Un ulteriore segnale di distanza tra il regime e il popolo, che non ha mai nascosto la rabbia per le quantità di soldi inviate ai gruppi palestinesi e di resistenza a Israele in una situazione di sempre maggiori difficoltà economiche aggravate dalle sanzioni.
Secondo Trita Parsi, vicepresidente del Quincy Institute di Washington, l’Iran, gli Stati Uniti o Israele non hanno alcuna voglia di un allargamento del conflitto, ma l’incapacità di Washington di frenare Israele potrebbe spingere la regione verso un’escalation. “L’unico attore che ha un chiaro interesse a un conflitto più ampio è Hamas, dato che un allargamento della guerra potrebbe cambiare le dinamiche in modo favorevole per loro”, dice Parsi alla Cnn.
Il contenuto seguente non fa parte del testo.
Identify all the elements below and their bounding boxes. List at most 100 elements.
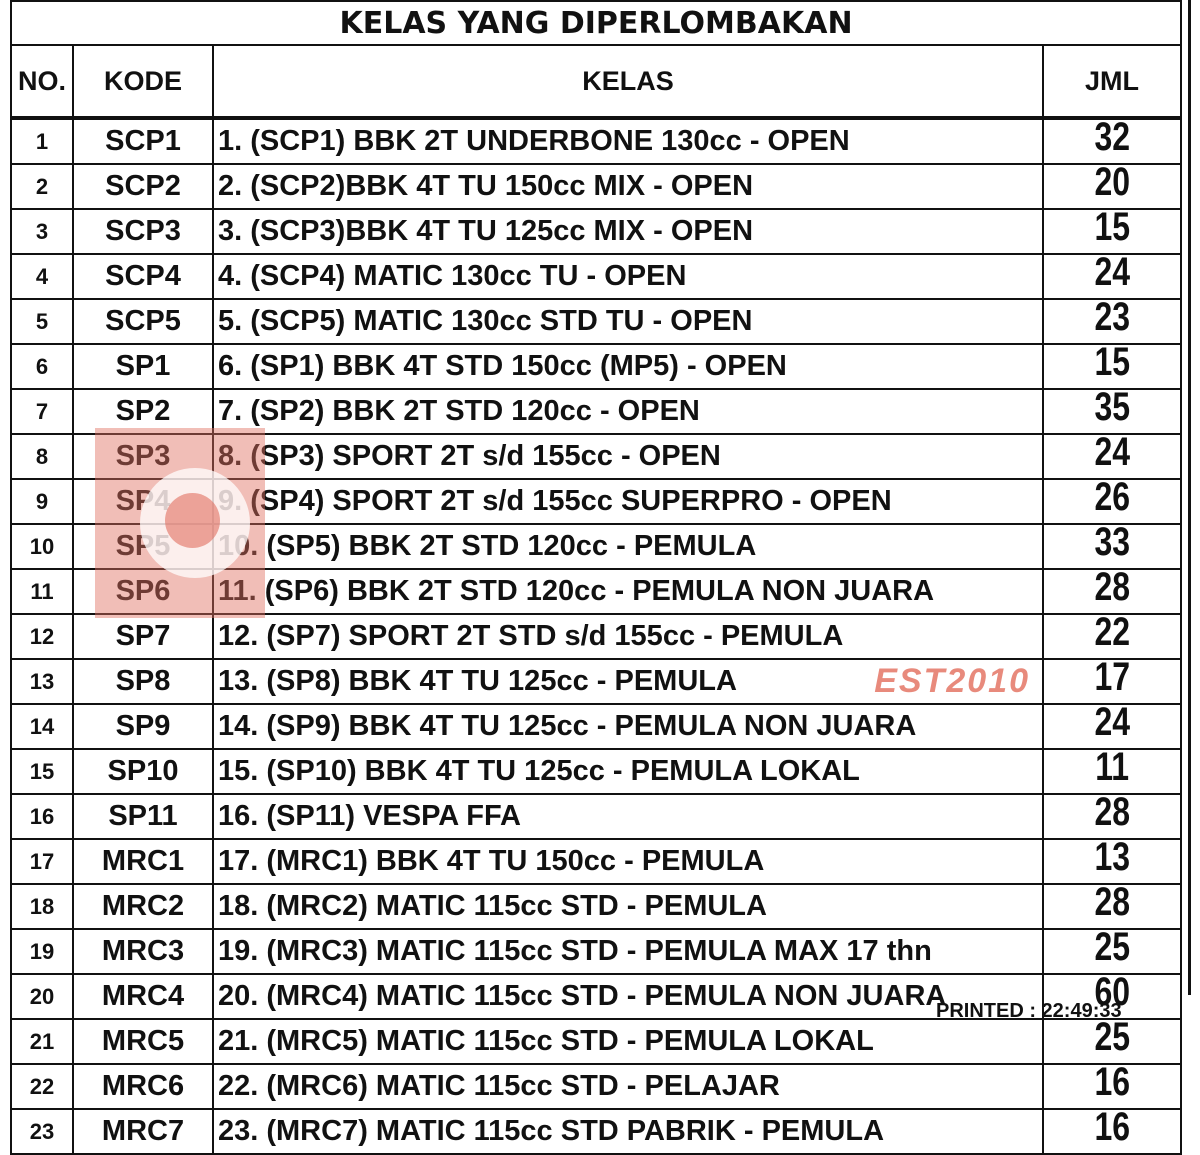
kelas-text: 4. (SCP4) MATIC 130cc TU - OPEN: [218, 260, 687, 292]
jml-value: 11: [1095, 749, 1129, 789]
cell-kode: SP1: [72, 343, 214, 390]
cell-no: 18: [10, 883, 74, 930]
classes-table: KELAS YANG DIPERLOMBAKAN NO. KODE KELAS …: [9, 0, 1183, 1155]
cell-kode: SP3: [72, 433, 214, 480]
cell-jml: 24: [1041, 433, 1183, 480]
watermark-text: EST2010: [874, 662, 1030, 700]
jml-value: 13: [1094, 839, 1130, 879]
table-row: 10 SP5 10. (SP5) BBK 2T STD 120cc - PEMULA…: [10, 523, 1183, 570]
table-row: 18 MRC2 18. (MRC2) MATIC 115cc STD - PEMUL…: [10, 883, 1183, 930]
cell-kelas: 16. (SP11) VESPA FFA: [212, 793, 1044, 840]
jml-value: 32: [1094, 118, 1130, 159]
kelas-text: 15. (SP10) BBK 4T TU 125cc - PEMULA LOKA…: [218, 755, 860, 787]
kelas-text: 20. (MRC4) MATIC 115cc STD - PEMULA NON …: [218, 980, 947, 1012]
kelas-text: 22. (MRC6) MATIC 115cc STD - PELAJAR: [218, 1070, 780, 1102]
kelas-text: 5. (SCP5) MATIC 130cc STD TU - OPEN: [218, 305, 753, 337]
cell-kelas: 11. (SP6) BBK 2T STD 120cc - PEMULA NON …: [212, 568, 1044, 615]
kelas-text: 6. (SP1) BBK 4T STD 150cc (MP5) - OPEN: [218, 350, 787, 382]
cell-kode: SP7: [72, 613, 214, 660]
cell-jml: 23: [1041, 298, 1183, 345]
cell-no: 16: [10, 793, 74, 840]
kelas-text: 8. (SP3) SPORT 2T s/d 155cc - OPEN: [218, 440, 721, 472]
cell-jml: 28: [1041, 568, 1183, 615]
cell-jml: 26: [1041, 478, 1183, 525]
cell-no: 15: [10, 748, 74, 795]
jml-value: 35: [1094, 389, 1130, 429]
cell-jml: 32: [1041, 117, 1183, 165]
table-row: 19 MRC3 19. (MRC3) MATIC 115cc STD - PEMUL…: [10, 928, 1183, 975]
cell-kode: SP8: [72, 658, 214, 705]
table-row: 9 SP4 9. (SP4) SPORT 2T s/d 155cc SUPERPRO…: [10, 478, 1183, 525]
cell-kode: SP5: [72, 523, 214, 570]
kelas-text: 14. (SP9) BBK 4T TU 125cc - PEMULA NON J…: [218, 710, 917, 742]
jml-value: 33: [1094, 524, 1130, 564]
cell-kode: MRC6: [72, 1063, 214, 1110]
cell-kelas: 21. (MRC5) MATIC 115cc STD - PEMULA LOKA…: [212, 1018, 1044, 1065]
cell-kode: SP10: [72, 748, 214, 795]
table-row: 8 SP3 8. (SP3) SPORT 2T s/d 155cc - OPEN 24: [10, 433, 1183, 480]
header-no: NO.: [10, 44, 74, 119]
cell-kelas: 3. (SCP3)BBK 4T TU 125cc MIX - OPEN: [212, 208, 1044, 255]
cell-kode: SP2: [72, 388, 214, 435]
kelas-text: 13. (SP8) BBK 4T TU 125cc - PEMULA: [218, 665, 737, 697]
cell-no: 13: [10, 658, 74, 705]
cell-kelas: 9. (SP4) SPORT 2T s/d 155cc SUPERPRO - O…: [212, 478, 1044, 525]
cell-kode: SCP3: [72, 208, 214, 255]
cell-jml: 20: [1041, 163, 1183, 210]
cell-jml: 24: [1041, 703, 1183, 750]
jml-value: 28: [1094, 884, 1130, 924]
kelas-text: 9. (SP4) SPORT 2T s/d 155cc SUPERPRO - O…: [218, 485, 892, 517]
cell-jml: 24: [1041, 253, 1183, 300]
page-edge: [1188, 0, 1200, 995]
cell-kelas: 4. (SCP4) MATIC 130cc TU - OPEN: [212, 253, 1044, 300]
cell-jml: 33: [1041, 523, 1183, 570]
cell-no: 8: [10, 433, 74, 480]
cell-kelas: 22. (MRC6) MATIC 115cc STD - PELAJAR: [212, 1063, 1044, 1110]
cell-kelas: 20. (MRC4) MATIC 115cc STD - PEMULA NON …: [212, 973, 1044, 1020]
cell-jml: 16: [1041, 1063, 1183, 1110]
cell-kode: MRC2: [72, 883, 214, 930]
cell-no: 22: [10, 1063, 74, 1110]
cell-no: 5: [10, 298, 74, 345]
kelas-text: 23. (MRC7) MATIC 115cc STD PABRIK - PEMU…: [218, 1115, 885, 1147]
cell-no: 6: [10, 343, 74, 390]
kelas-text: 18. (MRC2) MATIC 115cc STD - PEMULA: [218, 890, 767, 922]
kelas-text: 17. (MRC1) BBK 4T TU 150cc - PEMULA: [218, 845, 765, 877]
cell-kelas: 6. (SP1) BBK 4T STD 150cc (MP5) - OPEN: [212, 343, 1044, 390]
cell-kelas: 8. (SP3) SPORT 2T s/d 155cc - OPEN: [212, 433, 1044, 480]
jml-value: 16: [1094, 1109, 1130, 1149]
header-kelas: KELAS: [212, 44, 1044, 119]
cell-kelas: 14. (SP9) BBK 4T TU 125cc - PEMULA NON J…: [212, 703, 1044, 750]
cell-kode: MRC7: [72, 1108, 214, 1155]
jml-value: 15: [1094, 344, 1130, 384]
header-kode: KODE: [72, 44, 214, 119]
kelas-text: 10. (SP5) BBK 2T STD 120cc - PEMULA: [218, 530, 757, 562]
kelas-text: 21. (MRC5) MATIC 115cc STD - PEMULA LOKA…: [218, 1025, 874, 1057]
table-row: 12 SP7 12. (SP7) SPORT 2T STD s/d 155cc - …: [10, 613, 1183, 660]
table-row: 14 SP9 14. (SP9) BBK 4T TU 125cc - PEMULA …: [10, 703, 1183, 750]
table-row: 16 SP11 16. (SP11) VESPA FFA 28: [10, 793, 1183, 840]
jml-value: 16: [1094, 1064, 1130, 1104]
cell-kode: SCP1: [72, 117, 214, 165]
cell-kelas: 18. (MRC2) MATIC 115cc STD - PEMULA: [212, 883, 1044, 930]
cell-kode: SP6: [72, 568, 214, 615]
cell-jml: 28: [1041, 883, 1183, 930]
jml-value: 28: [1094, 794, 1130, 834]
cell-no: 9: [10, 478, 74, 525]
cell-no: 14: [10, 703, 74, 750]
table-row: 11 SP6 11. (SP6) BBK 2T STD 120cc - PEMULA…: [10, 568, 1183, 615]
kelas-text: 11. (SP6) BBK 2T STD 120cc - PEMULA NON …: [218, 575, 935, 607]
cell-kode: SCP5: [72, 298, 214, 345]
cell-kelas: 19. (MRC3) MATIC 115cc STD - PEMULA MAX …: [212, 928, 1044, 975]
cell-kode: MRC1: [72, 838, 214, 885]
cell-kelas: 15. (SP10) BBK 4T TU 125cc - PEMULA LOKA…: [212, 748, 1044, 795]
cell-no: 23: [10, 1108, 74, 1155]
jml-value: 25: [1094, 929, 1130, 969]
kelas-text: 3. (SCP3)BBK 4T TU 125cc MIX - OPEN: [218, 215, 754, 247]
table-row: 3 SCP3 3. (SCP3)BBK 4T TU 125cc MIX - OPEN…: [10, 208, 1183, 255]
table-row: 13 SP8 EST2010 13. (SP8) BBK 4T TU 125cc - …: [10, 658, 1183, 705]
cell-no: 17: [10, 838, 74, 885]
cell-no: 2: [10, 163, 74, 210]
cell-jml: 22: [1041, 613, 1183, 660]
cell-jml: 28: [1041, 793, 1183, 840]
E allora in assenza di sforzi da parte degli Stati Uniti per tenere a freno Israele, “molti attori regionali si sentiranno costretti a intervenire…quando Israele mobilita 300mila uomini, è improbabile che Hezbollah resti lì seduto a pensare che questo viene fatto solo per dare la caccia ad Hamas”, spiega Parsi.
“È molto ovvio che l’Iran non voglia essere coinvolto direttamente e preferirebbe che fossero coinvolti solo i proxy”, le milizie e i gruppi che sostiene, commenta dal canto suo Sima Shine, capo del programma Iran del think tank di Tel Aviv Inss, Ma Teheran “deve tenere conto del fatto che il mondo non opera in base a ciò che l’Iran decide o vuole”. “Quindi – avverte parlando con la Cnn – se decidono di usare troppo i loro proxy, potrebbero ritrovarsi in una guerra che non vogliono”.
E comunque, nonostante i sentimenti contrari della popolazione, già in fermento contro il regime con le manifestazioni sul velo, il governo sta preparando l’opinione pubblica alla guerra, sostiene Parsi, e lo fanno “cercando essenzialmente di sostenere che si tratta di qualcosa che viene portato sulla soglia della loro casa a causa di quello che gli israeliani stanno facendo e del sostegno americano”.